C'est donc une bonne recette pour éviter la formation d'une bulle entre les personnes juives et les autres et, de manière générale, pour faire quelque chose contre la fragmentation croissante de la société en groupes distincts, faciles à monter les uns contre les autres.

AL : Ce lieu doit aussi rassembler les gens par la culture et la musique - qui comprend une commémoration digne des victimes de la Shoah. Le dernier mot doit être : tirez les leçons.

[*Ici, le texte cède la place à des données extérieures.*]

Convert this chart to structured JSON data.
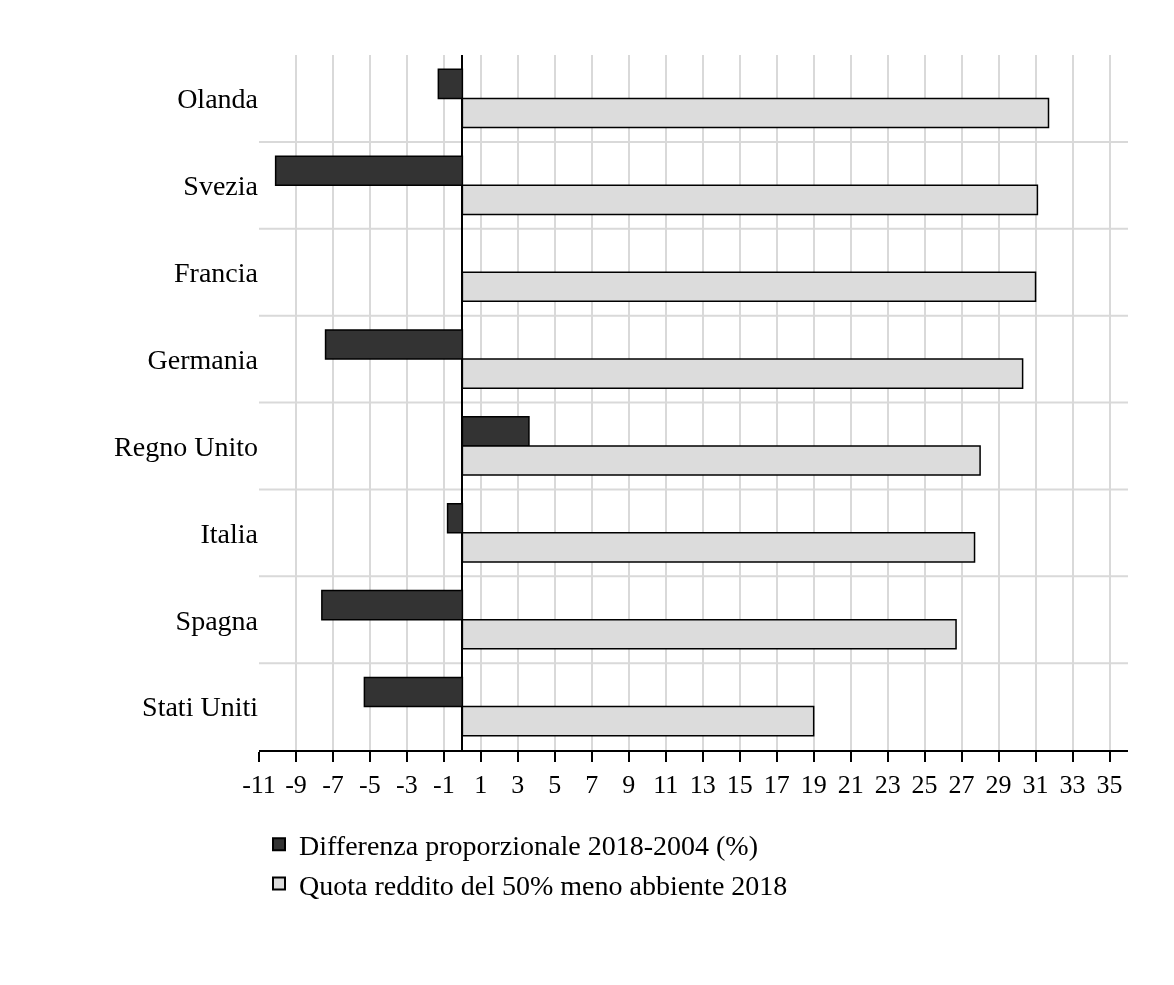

Et que la vie juive continue dans notre ville.

A propos des personnes :

  • André Lang (78 ans) : Est membre de longue date de la communauté juive de Dresde et porte-parole de l'association « Förderkreis Alter Leipziger Bahnhof Dresden ».
  • Holger Knaak (47 ans) : Est directeur de l'association d'artistes blaueFABRIK à Dresde et historien de formation.